By Casey Liss
 

From the this-may-only-be-useful-to-me department, I recently did the stereotypical programmer thing. I procrastinated from doing what I should be doing by instead automating something that bothered me.

One of the many perks of SwiftUI is how easy it is to preview your designs/layouts. In fact, you can even do so across multiple devices:

struct SomeView: View {
    var body: some View {
        Text("Hello, world")
    }
}

struct SomeViewPreviews: PreviewProvider {
    static var previews: some View {
        Group {
            SomeView()
                .previewProvider("iPhone 13 Pro")
            SomeView()
                .previewProvider("iPhone SE (2nd generation)")
        }
    }
}

The above code would present you with two renders of SomeView: one shown on an iPhone 13 Pro, and one on an iPhone SE.

The problem with this, however, is you need to know the exact right incantation of device name in order to please Xcode/SwiftUI. For some devices, like iPhone 13 Pro, that’s pretty straightforward. For others, like iPhone SE (2nd generation), it’s less so.

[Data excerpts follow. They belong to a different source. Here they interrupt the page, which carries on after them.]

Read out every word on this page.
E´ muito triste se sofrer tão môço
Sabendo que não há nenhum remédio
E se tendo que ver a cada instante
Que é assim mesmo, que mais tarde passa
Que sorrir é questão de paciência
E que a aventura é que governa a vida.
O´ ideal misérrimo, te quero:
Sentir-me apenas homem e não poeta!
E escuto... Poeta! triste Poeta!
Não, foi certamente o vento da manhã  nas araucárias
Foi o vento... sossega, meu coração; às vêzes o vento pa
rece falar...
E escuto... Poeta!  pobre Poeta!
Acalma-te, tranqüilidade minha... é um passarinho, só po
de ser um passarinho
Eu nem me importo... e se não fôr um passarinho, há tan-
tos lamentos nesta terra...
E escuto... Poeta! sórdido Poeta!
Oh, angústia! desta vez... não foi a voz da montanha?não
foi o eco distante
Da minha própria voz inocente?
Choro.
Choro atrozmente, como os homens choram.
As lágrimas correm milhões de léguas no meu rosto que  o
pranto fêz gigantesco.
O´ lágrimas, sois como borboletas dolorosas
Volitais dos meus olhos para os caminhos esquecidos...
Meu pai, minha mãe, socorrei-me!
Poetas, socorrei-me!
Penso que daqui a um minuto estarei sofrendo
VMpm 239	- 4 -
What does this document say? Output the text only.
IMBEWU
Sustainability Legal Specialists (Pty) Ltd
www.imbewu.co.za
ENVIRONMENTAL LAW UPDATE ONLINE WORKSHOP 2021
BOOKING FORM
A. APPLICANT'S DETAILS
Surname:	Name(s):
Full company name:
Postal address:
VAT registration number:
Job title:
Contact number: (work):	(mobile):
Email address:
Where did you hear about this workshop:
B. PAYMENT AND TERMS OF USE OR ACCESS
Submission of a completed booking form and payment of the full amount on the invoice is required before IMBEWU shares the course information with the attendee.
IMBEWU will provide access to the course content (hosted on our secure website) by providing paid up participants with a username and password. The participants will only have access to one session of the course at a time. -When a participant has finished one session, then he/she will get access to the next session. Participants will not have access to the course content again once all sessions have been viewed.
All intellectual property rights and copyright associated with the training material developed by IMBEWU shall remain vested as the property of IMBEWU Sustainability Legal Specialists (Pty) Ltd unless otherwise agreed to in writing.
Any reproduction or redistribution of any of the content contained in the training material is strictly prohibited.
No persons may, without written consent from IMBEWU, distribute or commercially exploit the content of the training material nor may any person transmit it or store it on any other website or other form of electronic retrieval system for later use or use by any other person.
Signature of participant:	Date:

The good news is, you can get a list of installed simulators on your machine using this command:

xcrun simctl list devices available

It occurred to me, if I can easily query Xcode for the list of installed simulators, surely I can then convert that list into a Swift enum or equivalent that I can use from my code? Hell, I can even auto-generate this enum every time I build, in order to make sure I always have the latest-and-greatest list for my particular machine available.

Enter installed-simulators. It’s a small Swift command-line app that does exactly that. When run, without any parameters, it spits out a file called Simulators.swift. That file looks like this:

import SwiftUI

enum Simulator {
    static let iPhone8 = PreviewDevice(rawValue: "iPhone 8")
    static let iPhone8Plus = PreviewDevice(rawValue: "iPhone 8 Plus")
    /* ...and so on, and so on... */
}

That makes it super easy to test your SwiftUI views by device, without having to worry about the precisely correct name of the device you’re thinking of:

struct SomeViewPreviews: PreviewProvider {
    static var previews: some View {
        Group {
            SomeView()
                .previewProvider(Simulator.iPhone13Pro)
            SomeView()
                .previewProvider(Simulator.iPhoneSE2ndgeneration)
        }
    }
}

Naturally, I prefer this over the alternative.

Since I’m so used to wielding a hammer, I wrote this as a Swift command-line app rather than a Perl script. Sorry, John. Also, I know effectively nothing about releasing apps of any sort for macOS, so goodness knows if this will work on anyone else’s desk but mine.

Nevertheless, I’ve open-sourced it, and you can find it — as well as some more robust instructions — over at Github.